Had a customer in tonight moaning that the tyre pressure machine was free but now we charge 50p.
I shrugged and said “that’s inflation” and he didn’t even laugh why do I even bother?
God: [creating Guy Feiri, but runs out of human heads] “A pineapple it is then.”
Ducks probably think platypuses are duck werewolves.
911: ‘911 what’s your emergency?’
Me *mumbles ‘I just got to the nursery and they replaced all the kids with PLANTS!’
911: *click
Patients get nervous when I walk into surgery wearing my lucky cape but I didn’t go to medical school so I need all the luck I can get.

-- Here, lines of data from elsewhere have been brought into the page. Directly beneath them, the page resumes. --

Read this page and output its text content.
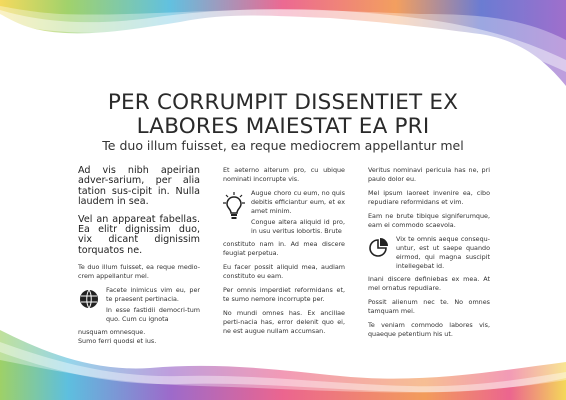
PER CORRUMPIT DISSENTIET EX
LABORES MAIESTAT EA PRI
Te duo illum fuisset, ea reque mediocrem appellantur mel

Ad vis nibh apeirian adver-sarium, per alia tation sus-cipit in. Nulla laudem in sea.

Vel an appareat fabellas. Ea elitr dignissim duo, vix dicant dignissim torquatos ne.

Te duo illum fuisset, ea reque medio-crem appellantur mel.

Facete inimicus vim eu, per te praesent pertinacia.

In esse fastidii democri-tum quo. Cum cu ignota

nusquam omnesque.

Sumo ferri quodsi et ius.

Et aeterno alterum pro, cu ubique nominati incorrupte vis.

Augue choro cu eum, no quis debitis efficiantur eum, et ex amet minim.

Congue altera aliquid id pro, in usu veritus lobortis. Brute

constituto nam in. Ad mea discere feugiat perpetua.

Eu facer possit aliquid mea, audiam constituto eu eam.

Per omnis imperdiet reformidans et, te sumo nemore incorrupte per.

No mundi omnes has. Ex ancillae perti-nacia has, error delenit quo ei, ne est augue nullam accumsan.

Veritus nominavi pericula has ne, pri paulo dolor eu.

Mel ipsum laoreet invenire ea, cibo repudiare reformidans et vim.

Eam ne brute tibique signiferumque, eam ei commodo scaevola.

Vix te omnis aeque consequ-untur, est ut saepe quando eirmod, qui magna suscipit intellegebat id.

Inani discere definiebas ex mea. At mel ornatus repudiare.

Possit alienum nec te. No omnes tamquam mei.

Te veniam commodo labores vis, quaeque petentium his ut.
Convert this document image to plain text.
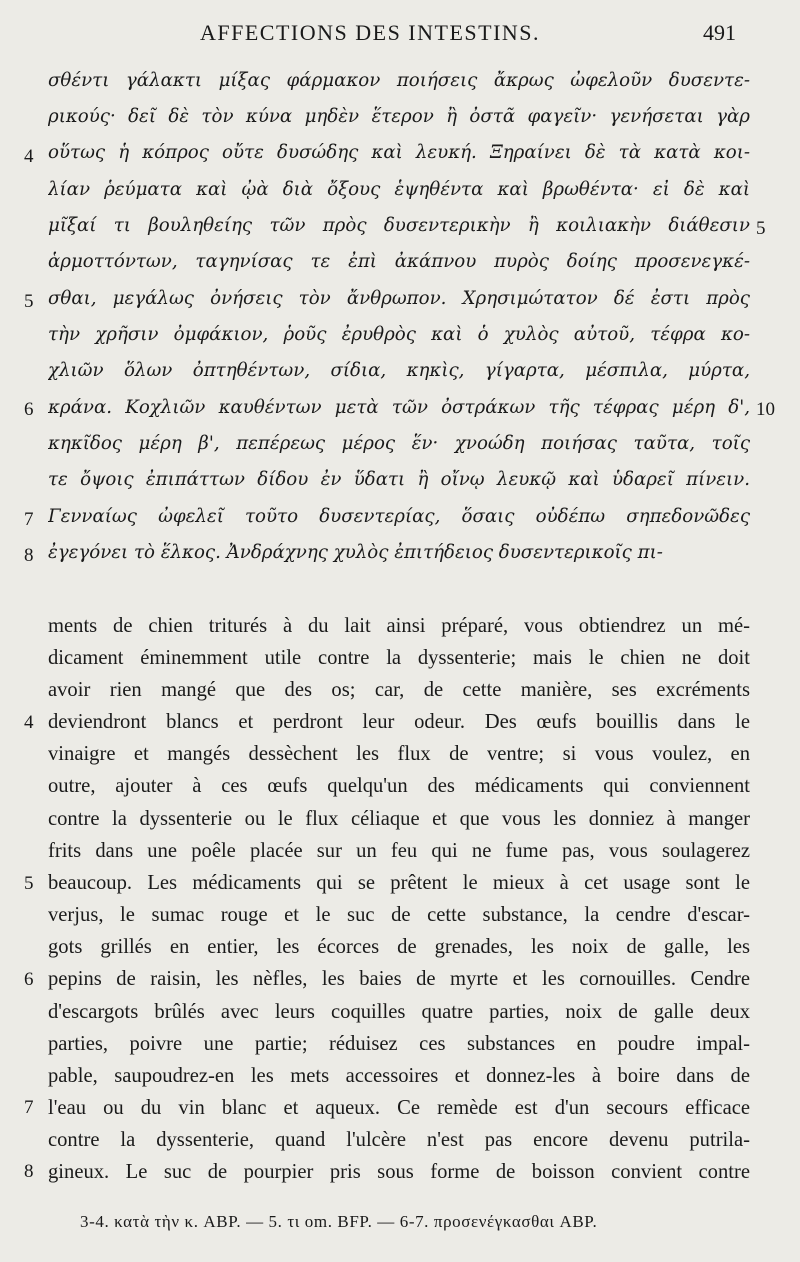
AFFECTIONS DES INTESTINS.	491
σθέντι γάλακτι μίξας φάρμακον ποιήσεις ἄκρως ὠφελοῦν δυσεντε-
ρικούς· δεῖ δὲ τὸν κύνα μηδὲν ἕτερον ἢ ὀστᾶ φαγεῖν· γενήσεται γὰρ
οὕτως ἡ κόπρος οὔτε δυσώδης καὶ λευκή. Ξηραίνει δὲ τὰ κατὰ κοι-
λίαν ῥεύματα καὶ ᾠὰ διὰ ὄξους ἑψηθέντα καὶ βρωθέντα· εἰ δὲ καὶ
μῖξαί τι βουληθείης τῶν πρὸς δυσεντερικὴν ἢ κοιλιακὴν διάθεσιν
ἁρμοττόντων, ταγηνίσας τε ἐπὶ ἀκάπνου πυρὸς δοίης προσενεγκέ-
σθαι, μεγάλως ὀνήσεις τὸν ἄνθρωπον. Χρησιμώτατον δέ ἐστι πρὸς
τὴν χρῆσιν ὀμφάκιον, ῥοῦς ἐρυθρὸς καὶ ὁ χυλὸς αὐτοῦ, τέφρα κο-
χλιῶν ὅλων ὀπτηθέντων, σίδια, κηκὶς, γίγαρτα, μέσπιλα, μύρτα,
κράνα. Κοχλιῶν καυθέντων μετὰ τῶν ὀστράκων τῆς τέφρας μέρη δ',
κηκῖδος μέρη β', πεπέρεως μέρος ἕν· χνοώδη ποιήσας ταῦτα, τοῖς
τε ὄψοις ἐπιπάττων δίδου ἐν ὕδατι ἢ οἴνῳ λευκῷ καὶ ὑδαρεῖ πίνειν.
Γενναίως ὠφελεῖ τοῦτο δυσεντερίας, ὅσαις οὐδέπω σηπεδονῶδες
ἐγεγόνει τὸ ἕλκος. Ἀνδράχνης χυλὸς ἐπιτήδειος δυσεντερικοῖς πι-
4
5
6
7
8
5
10
ments de chien triturés à du lait ainsi préparé, vous obtiendrez un mé-
dicament éminemment utile contre la dyssenterie; mais le chien ne doit
avoir rien mangé que des os; car, de cette manière, ses excréments
deviendront blancs et perdront leur odeur. Des œufs bouillis dans le
vinaigre et mangés dessèchent les flux de ventre; si vous voulez, en
outre, ajouter à ces œufs quelqu'un des médicaments qui conviennent
contre la dyssenterie ou le flux céliaque et que vous les donniez à manger
frits dans une poêle placée sur un feu qui ne fume pas, vous soulagerez
beaucoup. Les médicaments qui se prêtent le mieux à cet usage sont le
verjus, le sumac rouge et le suc de cette substance, la cendre d'escar-
gots grillés en entier, les écorces de grenades, les noix de galle, les
pepins de raisin, les nèfles, les baies de myrte et les cornouilles. Cendre
d'escargots brûlés avec leurs coquilles quatre parties, noix de galle deux
parties, poivre une partie; réduisez ces substances en poudre impal-
pable, saupoudrez-en les mets accessoires et donnez-les à boire dans de
l'eau ou du vin blanc et aqueux. Ce remède est d'un secours efficace
contre la dyssenterie, quand l'ulcère n'est pas encore devenu putrila-
gineux. Le suc de pourpier pris sous forme de boisson convient contre
4
5
6
7
8
3-4. κατὰ τὴν κ. ABP. — 5. τι om. BFP. — 6-7. προσενέγκασθαι ABP.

[paying the check at dinner]
ME: how much should I tip her?
COW WAITRESS: oh no
When a waiter doesn’t write down the order and someone in your group asks for no pickles and you know that’s going to be thing that wrecks it for everybody.
If a party with all dudes is called a “sausage fest”, I request that we start calling all girl parties “taco time”.
DATE: Didn’t you order peppers on your salad? I don’t see any-
ME: *whispers* Ghost peppers
Given the amount of clowns around here you’d think it would be more entertaining
The distorted faces and primal noises I made during labor do not even touch my husband’s performance when he’s in the throes of a toe cramp.
[2 days into diet]
Gluten: come back baby I promise I’ll change
Dentist offices are the last frontier of businesses that are allowed to be one weird old guy boss and a hundred hot girl employees
If you press this button, you will get a piece of cheesecake but one person on earth will die so-
*me already pressing button* sorry, what?
Before therapy: I hate people
After therapy: I hate therapists
I used to think Pet Insurance was a waste of money but my cat is at the vets & they’ve sent us a really lovely little courtesy cat.